Infrastructure as Software

Session Information

Let’s put the Dev back in DevOps and talk about why Turing complete config management is an antipattern.

Presenters
  • Kris Nova
    Senior Principal Engineer, Twilio
  • Hello, take 21. Hello and welcome. I’m your host, Kris Nova, and today we are going to be talking about infrastructure as software, take 21. I have been working at this all day, so hopefully this will be a good one. We’ll see how it goes.

    So, hi, I am Kris Nova and today we’re going to be talking about infrastructure as software, particularly what it’s like to manage infrastructure with software. And we’re here at the Pulumi Cloud Engineering Summit. A big shout out to my friends Mattie and Kat for helping me get on board here. Shout out to Joe for letting all this happen and big shout out to my favorite underdog, my sister from another mister, my girl Liz in Seattle. I love you, I miss you.

    I see you out there in the streets doing good work. I love you, girl. I know you’re out there. So anyway, we’re gonna be talking about infrastructure as software. So a bit about me, other than the fact that I give my presentation in a Unix terminal here.

    I am the Lead Senior Principal Architect and I work on Kubernetes at Twilio. So we do a lot of Kubernetes things and we’re working on a new Kubernetes project and I’m the lead architect on the project. And you can find out more about what I do in open source on my personal blog, Nivenly.com. And I encourage all of you to buy several copies of my book, “Cloud Native Infrastructure,” which we’ll look at in just a moment, for your friends and extended family.

    And you can see all of my lovely open source code in chicken scratch on GitHub.com/kris-nova. And you can follow me on Twitch where I do a lot of live streams, not recorded streams ‘cause recording is really hard for me, but I do live stuff all the time. If you wanna come watch me live, I’m there pretty much every day. And I’m on Twitter.

    Please don’t follow me on Twitter. You’re welcome to read my tweets from time to time and they get me in trouble more often than not as we’re about to find out. Cool, so speaking of tweets that get me in trouble, here’s a great one here on the left side of the screen. So I made the mistake of tweeting this “stop doing infrastructure as code” the other day and this is what led me to realize I actually draw a line between infrastructure as software and infrastructure as code and I kind of thought everybody had made that mental leap at some point.

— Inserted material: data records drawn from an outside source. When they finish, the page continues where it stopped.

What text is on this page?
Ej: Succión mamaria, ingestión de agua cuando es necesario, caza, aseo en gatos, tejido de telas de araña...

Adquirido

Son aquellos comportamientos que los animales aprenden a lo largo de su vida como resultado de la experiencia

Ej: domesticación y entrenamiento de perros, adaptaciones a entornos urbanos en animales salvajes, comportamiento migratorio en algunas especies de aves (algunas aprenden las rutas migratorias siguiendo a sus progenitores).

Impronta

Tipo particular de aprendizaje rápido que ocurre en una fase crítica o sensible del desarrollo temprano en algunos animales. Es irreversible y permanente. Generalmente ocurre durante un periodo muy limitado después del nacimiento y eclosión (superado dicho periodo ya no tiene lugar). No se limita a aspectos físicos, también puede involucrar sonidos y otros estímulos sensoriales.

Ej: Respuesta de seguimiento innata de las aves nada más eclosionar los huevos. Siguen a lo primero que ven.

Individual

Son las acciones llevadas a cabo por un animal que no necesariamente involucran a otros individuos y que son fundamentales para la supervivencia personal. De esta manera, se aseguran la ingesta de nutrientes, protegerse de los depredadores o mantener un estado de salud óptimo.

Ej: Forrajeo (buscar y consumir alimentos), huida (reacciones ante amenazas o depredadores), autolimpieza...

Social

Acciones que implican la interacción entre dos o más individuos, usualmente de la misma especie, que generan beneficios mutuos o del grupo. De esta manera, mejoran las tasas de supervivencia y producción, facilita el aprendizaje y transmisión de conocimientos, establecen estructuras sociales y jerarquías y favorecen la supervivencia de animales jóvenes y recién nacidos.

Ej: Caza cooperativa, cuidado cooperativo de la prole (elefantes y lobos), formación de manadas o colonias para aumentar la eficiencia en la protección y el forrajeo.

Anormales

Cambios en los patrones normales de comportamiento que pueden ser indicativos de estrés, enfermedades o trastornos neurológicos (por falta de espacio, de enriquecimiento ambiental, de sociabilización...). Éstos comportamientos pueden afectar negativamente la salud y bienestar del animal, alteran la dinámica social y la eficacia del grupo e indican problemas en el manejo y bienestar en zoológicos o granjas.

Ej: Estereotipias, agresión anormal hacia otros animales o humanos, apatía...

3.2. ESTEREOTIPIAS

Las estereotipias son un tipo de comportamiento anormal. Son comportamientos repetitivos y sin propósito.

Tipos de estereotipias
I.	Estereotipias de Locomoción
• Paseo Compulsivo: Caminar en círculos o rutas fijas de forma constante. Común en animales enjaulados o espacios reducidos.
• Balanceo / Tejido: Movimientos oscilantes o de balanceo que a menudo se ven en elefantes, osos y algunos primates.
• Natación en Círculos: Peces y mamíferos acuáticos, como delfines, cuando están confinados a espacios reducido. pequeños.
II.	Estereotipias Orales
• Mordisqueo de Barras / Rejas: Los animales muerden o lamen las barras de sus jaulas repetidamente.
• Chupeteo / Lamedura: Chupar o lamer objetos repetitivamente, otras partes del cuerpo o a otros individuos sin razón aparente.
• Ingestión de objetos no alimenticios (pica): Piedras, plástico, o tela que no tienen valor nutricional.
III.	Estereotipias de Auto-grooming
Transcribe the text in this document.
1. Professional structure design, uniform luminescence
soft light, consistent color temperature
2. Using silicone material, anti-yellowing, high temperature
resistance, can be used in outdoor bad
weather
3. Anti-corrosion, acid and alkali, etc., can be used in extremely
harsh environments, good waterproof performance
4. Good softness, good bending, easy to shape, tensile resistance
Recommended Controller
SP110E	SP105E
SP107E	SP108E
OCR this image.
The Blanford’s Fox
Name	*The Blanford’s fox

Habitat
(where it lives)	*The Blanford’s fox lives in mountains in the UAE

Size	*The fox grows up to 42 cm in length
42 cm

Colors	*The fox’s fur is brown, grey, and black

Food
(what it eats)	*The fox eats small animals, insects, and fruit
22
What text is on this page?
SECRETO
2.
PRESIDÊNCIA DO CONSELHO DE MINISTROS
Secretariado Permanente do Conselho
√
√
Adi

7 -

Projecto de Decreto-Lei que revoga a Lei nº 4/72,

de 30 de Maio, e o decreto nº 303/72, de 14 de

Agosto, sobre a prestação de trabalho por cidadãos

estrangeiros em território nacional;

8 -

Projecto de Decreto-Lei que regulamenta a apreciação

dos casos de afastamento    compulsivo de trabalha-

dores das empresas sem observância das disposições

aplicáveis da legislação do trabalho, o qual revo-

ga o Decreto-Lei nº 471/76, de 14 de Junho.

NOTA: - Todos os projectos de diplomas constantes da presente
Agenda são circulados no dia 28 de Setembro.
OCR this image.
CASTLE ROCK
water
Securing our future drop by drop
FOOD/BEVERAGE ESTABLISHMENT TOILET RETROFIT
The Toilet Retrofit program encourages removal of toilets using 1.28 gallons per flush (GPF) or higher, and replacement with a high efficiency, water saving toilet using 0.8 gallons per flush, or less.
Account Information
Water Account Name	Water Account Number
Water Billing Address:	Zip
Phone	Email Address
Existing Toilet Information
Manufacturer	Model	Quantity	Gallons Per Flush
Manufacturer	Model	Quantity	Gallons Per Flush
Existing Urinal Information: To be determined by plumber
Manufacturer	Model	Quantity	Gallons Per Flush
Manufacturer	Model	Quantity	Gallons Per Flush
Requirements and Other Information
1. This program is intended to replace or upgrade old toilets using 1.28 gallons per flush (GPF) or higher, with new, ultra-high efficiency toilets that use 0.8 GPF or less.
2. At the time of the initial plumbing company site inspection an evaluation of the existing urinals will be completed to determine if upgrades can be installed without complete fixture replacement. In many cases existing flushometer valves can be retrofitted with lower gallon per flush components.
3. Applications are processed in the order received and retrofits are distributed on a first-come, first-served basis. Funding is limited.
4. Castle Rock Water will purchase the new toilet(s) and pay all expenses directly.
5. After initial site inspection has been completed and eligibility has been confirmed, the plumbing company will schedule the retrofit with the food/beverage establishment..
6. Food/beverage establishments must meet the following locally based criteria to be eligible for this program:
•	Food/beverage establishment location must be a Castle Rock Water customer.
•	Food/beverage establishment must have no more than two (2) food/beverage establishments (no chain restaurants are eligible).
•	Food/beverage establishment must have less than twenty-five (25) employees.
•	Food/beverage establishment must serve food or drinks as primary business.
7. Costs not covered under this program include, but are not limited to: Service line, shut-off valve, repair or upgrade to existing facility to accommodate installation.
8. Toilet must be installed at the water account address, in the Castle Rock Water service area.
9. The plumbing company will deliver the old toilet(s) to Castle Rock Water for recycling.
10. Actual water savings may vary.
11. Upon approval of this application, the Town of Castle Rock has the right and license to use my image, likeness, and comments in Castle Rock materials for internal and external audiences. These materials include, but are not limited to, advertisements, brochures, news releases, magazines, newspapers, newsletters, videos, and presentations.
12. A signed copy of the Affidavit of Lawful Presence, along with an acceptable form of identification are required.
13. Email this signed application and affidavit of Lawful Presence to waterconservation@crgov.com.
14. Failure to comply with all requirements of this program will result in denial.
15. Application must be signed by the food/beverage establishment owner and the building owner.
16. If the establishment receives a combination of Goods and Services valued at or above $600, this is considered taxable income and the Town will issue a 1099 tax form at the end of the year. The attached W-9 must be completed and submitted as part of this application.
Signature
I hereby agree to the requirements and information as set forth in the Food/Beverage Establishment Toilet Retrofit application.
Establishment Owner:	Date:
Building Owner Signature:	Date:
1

And the more I talked to folks, the more I realized that I had created a big line in the sand in my own brain that I don’t think other folks had created.

    So I get asked this question a lot. How is infrastructure as code different from infrastructure as software? If I do my job correctly in this talk, you should have a good idea of what these words mean to me. And I will be because I do feel like in the ability to be different with our definitions comes a lot of value and ultimately a lot of more resilient infrastructure for you and your team. So anyway, if you like this topic and you want to see more, go check out the book. We have an ASCII condor here on the screen that should match our cloud native infrastructure condor here as well in a lot of what I’m talking about, particularly the infrastructure as software, the testing, the infrastructure teams, all of this is also found in the book that we published back in 2017.

    So we’ll start off with some simple definitions so that we can grow them moving forward. What is infrastructure? It’s the bottom half of the OSI reference model, right? Application is at the tippy, tippy top of the OSI reference model and in order for an application to exist, we need all of this noisy stuff underneath, and we call this noisy stuff infrastructure, and typically people don’t wanna deal with it. We like to pretend like it’s not there. It’s stupid, it’s hard, it’s frustrating, which is why I’m in this biz. So anyway, I like to break these down into my three favorite pillars or tenants of computer science, compute, network and storage.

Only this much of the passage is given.